Ship with confidence by automating your UI audits
Manual testing is a slow, error-prone grind that kills momentum. Every time I push a change, I used to worry about broken links or console errors hiding in plain sight on the production site. That's hours of manual clicking every week just to maintain a baseline of quality.
I started using the webapp-testing skill to offload this work to Eigent. By combining Playwright's automation with Eigent's agentic workflow, I can now run a full site audit—including visual snapshots and log checks—with a single prompt.
Here's how I set up the workflow to test the Eigent.ai website.
Prepare the testing script
I start by defining the testing logic in a Python script. Using Playwright's async API, I can track console messages and network failures while navigating. This script acts as the brains of the operation, telling Eigent exactly what to look for—from specific navigation links to full-page screenshots.
Perform a comprehensive functional and UI test of the website https://www.eigent.ai/ using the webapp-testing skill.
Configure error listeners
One of the most valuable parts of this workflow is catching silent failures. I configured the script to listen for browser console errors and failed network requests. This allows Eigent to log technical issues like the missing PostHog token I found—a misconfiguration that would be easy to miss during a manual pass.
Navigate the site autonomously
Eigent takes the lead on navigation. It starts at the homepage and identifies primary navigation links like Environments and Enterprise. By clicking through these sections and waiting for the network to idle, it ensures that every page transition is smooth and that the content loads as expected.
Capture visual snapshots
Screenshots are the best way to verify UI consistency across pages. During the test, Eigent automatically takes full-page snapshots of the homepage and internal sections. I captured several views, including:
- Homepage: /Users/celinexie/eigent/yuqinxie27/project_1773233237823-6389/task_1773240157579-7533/homepage.png
- Environments Page: /Users/celinexie/eigent/yuqinxie27/project_1773233237823-6389/task_1773240157579-7533/environments_page.png
- Enterprise Page: /Users/celinexie/eigent/yuqinxie27/project_1773233237823-6389/task_1773240157579-7533/enterprise_page.png
Generate the automated report
Once the navigation is complete, Eigent compiles everything into a Markdown report. This includes a summary of the findings, a list of console errors, and absolute paths to all the screenshots captured. Having all this data in one place makes the review process instant.
Analyze the findings
I review the output to identify any critical blockers. In this run, the audit caught a PostHog initialization error and flagged an aborted video asset at task_splitting.mp4. These aren't just bugs—they're opportunities to improve the user experience before a customer ever sees them.
Scaling quality without scaling effort
This isn't just about catching a few console errors. This workflow demonstrates how Eigent transforms a technical tool like Playwright into an autonomous quality partner. Instead of writing and maintaining complex test suites for every minor UI change, I can just point Eigent at a URL and get a full report back.
Automating the "boring" parts of QA allows developers to focus on building features while ensuring the existing site remains rock solid.
What to try next
Audit https://eigent.ai/pricing for mobile responsiveness and capture a screenshot at 375x812 resolution.

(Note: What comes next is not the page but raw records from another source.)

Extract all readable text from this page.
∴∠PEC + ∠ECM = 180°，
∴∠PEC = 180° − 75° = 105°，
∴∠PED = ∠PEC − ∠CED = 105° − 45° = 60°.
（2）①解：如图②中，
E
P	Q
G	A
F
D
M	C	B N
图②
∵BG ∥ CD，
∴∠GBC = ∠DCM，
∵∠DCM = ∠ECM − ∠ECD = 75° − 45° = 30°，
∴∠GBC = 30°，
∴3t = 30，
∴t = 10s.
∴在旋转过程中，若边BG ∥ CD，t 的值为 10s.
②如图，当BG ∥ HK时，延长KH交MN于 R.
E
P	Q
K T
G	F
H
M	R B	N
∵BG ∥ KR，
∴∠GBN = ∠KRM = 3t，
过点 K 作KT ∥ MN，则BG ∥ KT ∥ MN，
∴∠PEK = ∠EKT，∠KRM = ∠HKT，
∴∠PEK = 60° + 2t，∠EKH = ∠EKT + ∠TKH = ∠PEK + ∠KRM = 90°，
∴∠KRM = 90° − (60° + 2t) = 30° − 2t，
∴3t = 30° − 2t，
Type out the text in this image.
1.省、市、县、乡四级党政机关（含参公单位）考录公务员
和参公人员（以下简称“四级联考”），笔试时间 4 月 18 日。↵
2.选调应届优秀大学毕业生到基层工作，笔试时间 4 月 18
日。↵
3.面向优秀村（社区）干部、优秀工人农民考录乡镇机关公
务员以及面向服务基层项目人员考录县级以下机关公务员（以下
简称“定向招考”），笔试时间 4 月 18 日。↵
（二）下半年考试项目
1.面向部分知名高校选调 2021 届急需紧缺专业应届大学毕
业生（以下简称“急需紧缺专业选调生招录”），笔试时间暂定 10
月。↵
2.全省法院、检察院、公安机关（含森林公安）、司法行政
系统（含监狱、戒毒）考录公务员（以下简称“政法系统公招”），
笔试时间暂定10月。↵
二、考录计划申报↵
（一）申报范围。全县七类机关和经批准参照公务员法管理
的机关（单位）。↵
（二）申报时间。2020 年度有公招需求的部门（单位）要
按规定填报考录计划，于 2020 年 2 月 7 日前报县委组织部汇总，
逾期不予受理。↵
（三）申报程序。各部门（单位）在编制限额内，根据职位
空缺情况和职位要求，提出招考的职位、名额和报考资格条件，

Check for broken images across all blog posts on the site and list any 404 errors. Verify that the 'Book a Demo' button on the Enterprise page correctly opens the scheduling modal.
Each of these leverages the same webapp-testing skill—no additional setup required.
Tips for better results
- Use networkidle wait states. This ensures that asynchronous assets and tracking scripts have finished loading before Eigent takes a screenshot or checks for errors.
- Filter out aborted requests. Many browsers abort requests during fast navigation or lazy loading. Filtering these out helps you focus on genuine 404s and server errors.
- Be specific about roles. When instructing Eigent to click buttons, use role-based selectors like link or button to make the tests more resilient to CSS changes.